Square's scale challenges SumUp

Diving deeper into

SumUp

Company Report
Competitors such as Square benefit from larger merchant bases that provide better negotiating power with card networks and banks
Analyzed 8 sources

Payments scale is purchasing power. When a processor has millions more merchants and much higher card volume, it can push for better economics from banks, schemes, and upstream processing partners, then use those savings to lower headline fees, offer custom rates to bigger sellers, or subsidize software and hardware. That matters for SumUp because it competes for the same small merchants as Square, but in key markets like the UK and especially the US, Square can use volume based pricing flexibility more aggressively.
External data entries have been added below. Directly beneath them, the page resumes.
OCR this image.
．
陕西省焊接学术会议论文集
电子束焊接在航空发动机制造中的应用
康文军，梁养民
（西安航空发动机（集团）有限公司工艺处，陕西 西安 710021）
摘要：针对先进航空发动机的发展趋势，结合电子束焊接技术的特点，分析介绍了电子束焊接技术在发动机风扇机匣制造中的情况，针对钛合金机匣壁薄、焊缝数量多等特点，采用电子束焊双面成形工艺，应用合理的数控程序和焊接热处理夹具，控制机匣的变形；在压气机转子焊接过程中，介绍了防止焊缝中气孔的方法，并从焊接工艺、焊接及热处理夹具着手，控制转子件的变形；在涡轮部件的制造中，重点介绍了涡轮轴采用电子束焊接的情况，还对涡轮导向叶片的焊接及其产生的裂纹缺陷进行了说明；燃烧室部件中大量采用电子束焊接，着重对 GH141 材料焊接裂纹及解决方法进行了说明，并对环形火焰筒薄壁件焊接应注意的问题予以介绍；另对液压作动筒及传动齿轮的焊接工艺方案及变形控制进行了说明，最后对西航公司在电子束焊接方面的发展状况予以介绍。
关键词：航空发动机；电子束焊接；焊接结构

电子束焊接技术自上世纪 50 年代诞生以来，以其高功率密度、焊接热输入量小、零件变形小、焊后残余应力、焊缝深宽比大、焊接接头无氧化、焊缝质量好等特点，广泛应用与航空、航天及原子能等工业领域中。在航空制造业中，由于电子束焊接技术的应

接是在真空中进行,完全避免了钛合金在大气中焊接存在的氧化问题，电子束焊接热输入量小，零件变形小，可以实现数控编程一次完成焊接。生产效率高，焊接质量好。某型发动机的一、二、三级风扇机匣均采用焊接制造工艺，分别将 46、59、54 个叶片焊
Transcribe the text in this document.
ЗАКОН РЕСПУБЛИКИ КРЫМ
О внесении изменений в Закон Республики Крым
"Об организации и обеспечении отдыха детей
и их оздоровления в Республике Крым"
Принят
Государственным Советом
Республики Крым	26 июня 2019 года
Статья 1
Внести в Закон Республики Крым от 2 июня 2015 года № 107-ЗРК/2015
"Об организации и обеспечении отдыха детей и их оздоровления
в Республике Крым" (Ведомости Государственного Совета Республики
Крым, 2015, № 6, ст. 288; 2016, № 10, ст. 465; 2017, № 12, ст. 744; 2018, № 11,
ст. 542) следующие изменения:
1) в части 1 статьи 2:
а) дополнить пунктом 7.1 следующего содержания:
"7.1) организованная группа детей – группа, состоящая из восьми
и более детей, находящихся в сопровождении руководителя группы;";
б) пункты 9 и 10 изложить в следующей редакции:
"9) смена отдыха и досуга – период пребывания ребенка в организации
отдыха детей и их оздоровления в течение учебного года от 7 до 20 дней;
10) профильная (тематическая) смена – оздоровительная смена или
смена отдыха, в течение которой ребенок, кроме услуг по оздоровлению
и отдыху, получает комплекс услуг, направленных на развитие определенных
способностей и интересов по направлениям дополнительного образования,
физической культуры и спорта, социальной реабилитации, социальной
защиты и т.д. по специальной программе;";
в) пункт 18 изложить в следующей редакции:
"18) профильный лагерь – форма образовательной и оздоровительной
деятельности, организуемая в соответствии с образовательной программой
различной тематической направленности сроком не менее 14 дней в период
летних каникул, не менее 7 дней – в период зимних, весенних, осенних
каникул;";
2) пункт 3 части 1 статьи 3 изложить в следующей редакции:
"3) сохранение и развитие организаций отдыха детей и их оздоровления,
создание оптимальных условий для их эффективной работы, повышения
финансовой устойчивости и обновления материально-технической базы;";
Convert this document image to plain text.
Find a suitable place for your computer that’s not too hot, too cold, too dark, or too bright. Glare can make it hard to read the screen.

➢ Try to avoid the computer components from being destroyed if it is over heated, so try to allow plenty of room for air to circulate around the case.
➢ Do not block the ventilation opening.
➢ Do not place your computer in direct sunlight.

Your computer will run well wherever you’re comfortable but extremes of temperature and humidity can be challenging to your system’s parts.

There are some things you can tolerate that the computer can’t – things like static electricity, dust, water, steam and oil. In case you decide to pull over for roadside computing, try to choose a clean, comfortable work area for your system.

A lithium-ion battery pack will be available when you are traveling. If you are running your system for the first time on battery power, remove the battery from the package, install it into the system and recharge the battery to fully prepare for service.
  • SumUp serves more than 4 million merchants across 36 to 37 markets and processes more than 1 billion transactions annually. That is real scale, but it is spread across many countries, which dilutes local bargaining leverage compared with a player that is denser in a few core markets.
  • Square openly offers custom pricing for merchants processing more than £200,000 annually in the UK across POS categories. That is the visible output of scale, not just lower network costs, but the ability to selectively cut rates for attractive sellers without resetting pricing for everyone else.
  • This pricing pressure shows up across the category. Flatpay, another smaller SMB acquirer, faces the same issue, with larger rivals like Square and SumUp able to go below standard rates for higher volume merchants. In payments, gross margin strength often comes from who buys card processing cheapest at scale.

The next phase of competition shifts from selling a reader to owning more of the merchant's money flow. As SumUp adds banking, lending, kiosks, and software, it gets more ways to earn revenue per merchant and more reason to keep pricing competitive. But scale in local acquiring will still decide who can win the best sellers without giving up margin.